From this gross measure, NREL then subtracted territory that it deemed unlikely to be developed for wind because of conflicting uses or characteristics—urban areas, parks, designated wilderness, and areas with water features that could hinder wind development.
In my home state of Massachusetts, NREL rated less than 1 percent of the state as sufficiently windy, and it disqualified 88 percent of that small area because of conflicts. At the other end of the spectrum is Kansas, where almost 90 percent of the land meets the threshold for windiness, and only 10 percent of that windy area has been sidelined by NREL because of conflicts.
I remember loving those spin art kits that were toy store staples in the 1960s. After dribbling paints from ketchup-like dispensers onto a rectangular sheet of cardboard, I’d flip the switch of a battery-operated spinning wheel. Within seconds, a swirling, sometimes lurid maelstrom of colors emerged. On first glance, NREL’s digitized wind map of the United States reminds me of those creations. In the Southeast, spring green splashes across the Atlantic coastal states, reaching as far inland as Tennessee, Alabama, and eastern Mississippi.
This color connotes average wind speeds of less than 11.2 miles per hour—well below what’s needed to make wind a strong competitor with other power-generating fuels. Moving up into the Northeast, green yields to splotches of yellow and shades of brown, suggesting wind speeds edging up to 15 miles per hour. The same dappling of forest colors spreads from the Pacific Coast through Idaho, Utah, Nevada, and New Mexico. Then the real excitement begins. From the Rockies, across the Great Plains, stretching from eastern Montana and the Dakotas down to Texas, deep veins run from rust to violet to purple, plunging occasionally to midnight blue, revealing vast areas where average wind speeds range from 15 to 20 miles per hour. These expanses are the stuff of wind developers’ dreams.

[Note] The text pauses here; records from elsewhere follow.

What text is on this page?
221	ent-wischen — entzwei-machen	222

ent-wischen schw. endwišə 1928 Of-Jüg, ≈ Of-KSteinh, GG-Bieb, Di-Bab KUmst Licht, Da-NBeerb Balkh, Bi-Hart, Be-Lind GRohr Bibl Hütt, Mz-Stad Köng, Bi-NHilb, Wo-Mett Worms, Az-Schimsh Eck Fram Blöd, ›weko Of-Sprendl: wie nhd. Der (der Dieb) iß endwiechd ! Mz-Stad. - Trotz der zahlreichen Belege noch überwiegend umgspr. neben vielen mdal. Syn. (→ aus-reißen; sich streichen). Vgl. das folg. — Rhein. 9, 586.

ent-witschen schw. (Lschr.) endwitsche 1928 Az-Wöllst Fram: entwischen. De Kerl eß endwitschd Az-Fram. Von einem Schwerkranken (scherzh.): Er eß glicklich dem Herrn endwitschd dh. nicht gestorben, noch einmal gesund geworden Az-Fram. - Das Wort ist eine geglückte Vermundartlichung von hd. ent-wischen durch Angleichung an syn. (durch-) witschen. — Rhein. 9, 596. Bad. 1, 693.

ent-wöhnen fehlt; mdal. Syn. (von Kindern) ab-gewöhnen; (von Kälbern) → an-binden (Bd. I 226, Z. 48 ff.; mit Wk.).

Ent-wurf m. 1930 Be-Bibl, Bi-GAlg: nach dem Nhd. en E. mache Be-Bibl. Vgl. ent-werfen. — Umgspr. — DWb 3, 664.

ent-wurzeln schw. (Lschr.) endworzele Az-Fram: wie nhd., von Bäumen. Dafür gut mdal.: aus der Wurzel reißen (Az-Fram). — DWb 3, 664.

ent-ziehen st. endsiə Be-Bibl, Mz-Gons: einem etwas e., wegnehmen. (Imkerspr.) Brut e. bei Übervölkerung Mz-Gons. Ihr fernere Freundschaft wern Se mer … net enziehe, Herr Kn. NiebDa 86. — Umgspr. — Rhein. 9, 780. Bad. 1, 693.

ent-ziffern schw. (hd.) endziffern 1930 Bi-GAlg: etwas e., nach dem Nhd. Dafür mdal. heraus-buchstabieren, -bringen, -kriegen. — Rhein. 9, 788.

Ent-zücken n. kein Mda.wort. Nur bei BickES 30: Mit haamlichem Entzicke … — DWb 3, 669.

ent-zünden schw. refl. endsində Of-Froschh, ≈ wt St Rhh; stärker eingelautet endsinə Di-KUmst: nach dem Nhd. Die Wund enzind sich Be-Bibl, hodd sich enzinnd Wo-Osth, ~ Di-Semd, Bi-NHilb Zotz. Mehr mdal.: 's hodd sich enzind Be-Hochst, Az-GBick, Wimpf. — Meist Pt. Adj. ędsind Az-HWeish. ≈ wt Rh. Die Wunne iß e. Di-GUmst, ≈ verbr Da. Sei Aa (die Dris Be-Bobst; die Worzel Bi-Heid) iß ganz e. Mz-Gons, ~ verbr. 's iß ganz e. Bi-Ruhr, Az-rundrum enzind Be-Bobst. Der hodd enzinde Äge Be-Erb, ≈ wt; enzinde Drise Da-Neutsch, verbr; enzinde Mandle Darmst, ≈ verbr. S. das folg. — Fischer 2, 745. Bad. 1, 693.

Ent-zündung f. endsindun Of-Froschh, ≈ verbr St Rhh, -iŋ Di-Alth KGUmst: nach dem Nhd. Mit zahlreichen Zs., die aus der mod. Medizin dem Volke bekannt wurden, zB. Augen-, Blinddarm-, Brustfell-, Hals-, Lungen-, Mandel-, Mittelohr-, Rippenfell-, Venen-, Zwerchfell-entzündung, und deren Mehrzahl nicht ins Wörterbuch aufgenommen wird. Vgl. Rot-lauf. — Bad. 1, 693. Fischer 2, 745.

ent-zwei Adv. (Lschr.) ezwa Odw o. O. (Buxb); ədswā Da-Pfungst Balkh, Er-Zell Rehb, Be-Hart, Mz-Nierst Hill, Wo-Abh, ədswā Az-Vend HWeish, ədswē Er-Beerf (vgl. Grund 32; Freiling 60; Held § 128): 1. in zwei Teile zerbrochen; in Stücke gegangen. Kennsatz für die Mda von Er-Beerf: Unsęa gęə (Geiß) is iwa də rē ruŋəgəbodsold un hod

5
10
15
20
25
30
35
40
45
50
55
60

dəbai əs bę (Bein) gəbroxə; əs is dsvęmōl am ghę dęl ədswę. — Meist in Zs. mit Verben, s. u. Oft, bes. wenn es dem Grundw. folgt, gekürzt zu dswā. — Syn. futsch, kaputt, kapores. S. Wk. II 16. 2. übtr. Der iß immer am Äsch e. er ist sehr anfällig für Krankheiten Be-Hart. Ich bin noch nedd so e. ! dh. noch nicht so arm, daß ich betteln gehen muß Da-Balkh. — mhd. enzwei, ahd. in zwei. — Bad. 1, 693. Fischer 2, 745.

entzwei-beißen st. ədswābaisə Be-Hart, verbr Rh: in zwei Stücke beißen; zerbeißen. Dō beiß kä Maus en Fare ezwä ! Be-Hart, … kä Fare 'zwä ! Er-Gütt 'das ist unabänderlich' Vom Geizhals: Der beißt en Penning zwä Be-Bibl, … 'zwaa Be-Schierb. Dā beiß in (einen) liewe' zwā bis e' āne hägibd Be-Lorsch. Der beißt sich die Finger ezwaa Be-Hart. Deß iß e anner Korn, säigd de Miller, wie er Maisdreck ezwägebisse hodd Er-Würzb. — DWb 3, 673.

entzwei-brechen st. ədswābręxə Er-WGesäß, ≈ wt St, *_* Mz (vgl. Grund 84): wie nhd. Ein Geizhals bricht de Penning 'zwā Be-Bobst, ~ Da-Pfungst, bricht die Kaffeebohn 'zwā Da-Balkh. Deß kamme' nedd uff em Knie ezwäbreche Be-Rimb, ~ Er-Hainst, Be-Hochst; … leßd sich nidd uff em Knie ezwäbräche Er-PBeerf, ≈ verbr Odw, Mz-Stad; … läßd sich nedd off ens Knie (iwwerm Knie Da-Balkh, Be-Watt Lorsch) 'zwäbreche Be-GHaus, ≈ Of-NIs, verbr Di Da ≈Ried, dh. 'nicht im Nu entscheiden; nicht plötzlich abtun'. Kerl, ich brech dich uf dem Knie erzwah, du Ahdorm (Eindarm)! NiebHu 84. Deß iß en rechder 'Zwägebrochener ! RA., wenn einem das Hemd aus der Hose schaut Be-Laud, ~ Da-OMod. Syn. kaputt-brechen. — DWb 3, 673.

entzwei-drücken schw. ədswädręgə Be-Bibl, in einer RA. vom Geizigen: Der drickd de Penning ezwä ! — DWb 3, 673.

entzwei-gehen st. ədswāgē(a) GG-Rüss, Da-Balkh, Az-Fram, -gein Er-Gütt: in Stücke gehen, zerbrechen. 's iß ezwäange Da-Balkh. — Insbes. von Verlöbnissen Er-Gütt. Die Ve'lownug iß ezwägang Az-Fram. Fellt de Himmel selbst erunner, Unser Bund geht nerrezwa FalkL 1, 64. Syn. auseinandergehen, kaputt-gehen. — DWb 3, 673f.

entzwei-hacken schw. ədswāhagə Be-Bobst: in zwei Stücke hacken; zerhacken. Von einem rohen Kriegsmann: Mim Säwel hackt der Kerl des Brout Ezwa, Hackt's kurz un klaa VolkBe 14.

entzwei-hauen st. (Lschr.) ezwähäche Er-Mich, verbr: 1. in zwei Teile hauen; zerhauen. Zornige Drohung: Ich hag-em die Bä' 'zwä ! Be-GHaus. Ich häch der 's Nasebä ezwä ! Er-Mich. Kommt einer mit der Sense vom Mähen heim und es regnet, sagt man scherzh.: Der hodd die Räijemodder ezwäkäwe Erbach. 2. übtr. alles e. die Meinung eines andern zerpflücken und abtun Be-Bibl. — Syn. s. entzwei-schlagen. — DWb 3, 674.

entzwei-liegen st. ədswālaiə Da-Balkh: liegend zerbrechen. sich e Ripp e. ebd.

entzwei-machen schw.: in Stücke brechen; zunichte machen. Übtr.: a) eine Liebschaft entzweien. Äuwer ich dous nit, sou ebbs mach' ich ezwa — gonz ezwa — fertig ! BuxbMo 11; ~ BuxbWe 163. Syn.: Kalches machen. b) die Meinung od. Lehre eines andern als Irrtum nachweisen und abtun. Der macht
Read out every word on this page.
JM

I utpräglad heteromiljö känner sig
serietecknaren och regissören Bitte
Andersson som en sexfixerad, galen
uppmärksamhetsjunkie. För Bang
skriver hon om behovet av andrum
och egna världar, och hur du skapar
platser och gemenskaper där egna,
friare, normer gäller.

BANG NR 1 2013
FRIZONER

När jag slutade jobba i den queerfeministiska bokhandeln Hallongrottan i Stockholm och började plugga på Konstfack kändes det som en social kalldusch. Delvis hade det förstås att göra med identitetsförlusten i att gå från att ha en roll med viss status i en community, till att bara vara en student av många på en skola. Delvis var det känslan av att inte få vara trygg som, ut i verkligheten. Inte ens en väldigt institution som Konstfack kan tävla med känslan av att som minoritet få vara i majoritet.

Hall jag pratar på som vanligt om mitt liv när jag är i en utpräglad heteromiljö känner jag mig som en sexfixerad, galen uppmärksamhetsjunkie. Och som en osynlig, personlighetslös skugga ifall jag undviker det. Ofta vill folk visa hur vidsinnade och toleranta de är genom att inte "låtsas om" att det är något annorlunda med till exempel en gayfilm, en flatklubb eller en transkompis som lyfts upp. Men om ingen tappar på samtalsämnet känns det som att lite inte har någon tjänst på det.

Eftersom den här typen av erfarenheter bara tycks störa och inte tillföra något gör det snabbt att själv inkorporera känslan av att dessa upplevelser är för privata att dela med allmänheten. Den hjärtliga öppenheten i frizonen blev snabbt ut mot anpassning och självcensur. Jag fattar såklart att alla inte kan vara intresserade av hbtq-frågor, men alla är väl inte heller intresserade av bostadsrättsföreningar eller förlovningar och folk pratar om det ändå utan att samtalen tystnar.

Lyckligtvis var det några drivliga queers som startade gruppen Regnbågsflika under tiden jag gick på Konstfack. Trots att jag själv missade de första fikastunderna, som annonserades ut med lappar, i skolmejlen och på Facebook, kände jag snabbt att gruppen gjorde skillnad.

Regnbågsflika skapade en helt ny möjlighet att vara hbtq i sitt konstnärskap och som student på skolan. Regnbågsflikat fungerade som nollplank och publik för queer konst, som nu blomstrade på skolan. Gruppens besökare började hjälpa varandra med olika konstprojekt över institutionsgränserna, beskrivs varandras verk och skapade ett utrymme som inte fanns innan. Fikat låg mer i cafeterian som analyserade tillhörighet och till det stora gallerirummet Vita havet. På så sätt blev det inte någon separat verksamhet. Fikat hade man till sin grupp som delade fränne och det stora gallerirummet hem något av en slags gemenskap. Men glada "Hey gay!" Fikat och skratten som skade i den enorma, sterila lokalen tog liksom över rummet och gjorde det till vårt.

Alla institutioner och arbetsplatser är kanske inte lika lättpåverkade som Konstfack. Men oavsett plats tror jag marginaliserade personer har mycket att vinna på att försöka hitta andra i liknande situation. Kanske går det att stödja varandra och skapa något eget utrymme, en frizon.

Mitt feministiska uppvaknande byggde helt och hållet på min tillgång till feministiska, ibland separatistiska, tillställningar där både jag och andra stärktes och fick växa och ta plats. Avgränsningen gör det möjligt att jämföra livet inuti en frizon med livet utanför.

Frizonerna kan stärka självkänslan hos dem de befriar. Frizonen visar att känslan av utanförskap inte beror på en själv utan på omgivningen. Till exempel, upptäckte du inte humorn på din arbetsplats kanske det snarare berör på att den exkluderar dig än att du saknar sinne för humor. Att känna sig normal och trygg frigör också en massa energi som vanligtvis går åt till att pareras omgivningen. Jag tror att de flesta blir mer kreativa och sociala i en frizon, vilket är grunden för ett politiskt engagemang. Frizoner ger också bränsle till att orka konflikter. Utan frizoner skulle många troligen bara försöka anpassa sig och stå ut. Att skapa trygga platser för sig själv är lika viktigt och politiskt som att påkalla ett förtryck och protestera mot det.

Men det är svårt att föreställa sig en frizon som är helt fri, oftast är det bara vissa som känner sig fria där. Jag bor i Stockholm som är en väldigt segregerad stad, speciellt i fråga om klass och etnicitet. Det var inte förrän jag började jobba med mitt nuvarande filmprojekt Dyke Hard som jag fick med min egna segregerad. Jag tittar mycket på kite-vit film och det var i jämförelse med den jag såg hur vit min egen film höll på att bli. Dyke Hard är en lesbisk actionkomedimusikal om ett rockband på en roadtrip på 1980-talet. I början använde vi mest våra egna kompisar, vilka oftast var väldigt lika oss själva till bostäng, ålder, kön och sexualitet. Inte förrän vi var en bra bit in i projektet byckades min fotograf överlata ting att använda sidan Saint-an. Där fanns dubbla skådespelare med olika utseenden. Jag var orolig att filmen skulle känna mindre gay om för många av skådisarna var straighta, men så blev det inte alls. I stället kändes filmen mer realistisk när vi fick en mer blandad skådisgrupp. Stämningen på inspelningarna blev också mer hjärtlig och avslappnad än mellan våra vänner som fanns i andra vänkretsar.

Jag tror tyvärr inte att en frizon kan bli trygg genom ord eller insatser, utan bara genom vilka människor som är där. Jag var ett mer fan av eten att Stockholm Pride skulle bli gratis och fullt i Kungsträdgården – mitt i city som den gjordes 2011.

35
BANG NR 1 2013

Adding up all the qualifying windy areas, NREL projects that America could install up to 11,000 gigawatts of land-based wind power, yielding roughly 38.5 million gigawatt hours of electricity per year. That’s nine times our total electricity production today!
Offshore wind is another huge energy resource, virtually untapped in America, though a growing contributor to European power generation. NREL has concluded that U.S. ocean waters within fifty nautical miles of land, plus U.S. portions of the Great Lakes, could yield 4,000 gigawatts of wind-generating capacity,6 bringing our combined onshore and offshore wind energy potential to 15,000 gigawatts. That’s nearly fifty times the amount of wind energy that the Department of Energy says we will need to harness to supply 20 percent of our nation’s power needs by 2030.
A whole host of environmental, aesthetic, and logistical concerns can make many a wind-rich site a poor prospect for building a wind farm. From my own advocacy for onshore and offshore wind energy in New England, I know how huge a leap it can be from identifying a resource to seeing wind blades spinning on the horizon. Whether the concerns are about harm to wildlife, noise, inadequate access to transmission, or simply the interrupted view, the realm of sites acceptable to policymakers and the public is considerably smaller than the universe of wind-worthy areas. We may not want to develop every promising wind site in the nation, but it’s clear that wind energy could become a mainstay of our energy economy using just a small fraction of the available resource.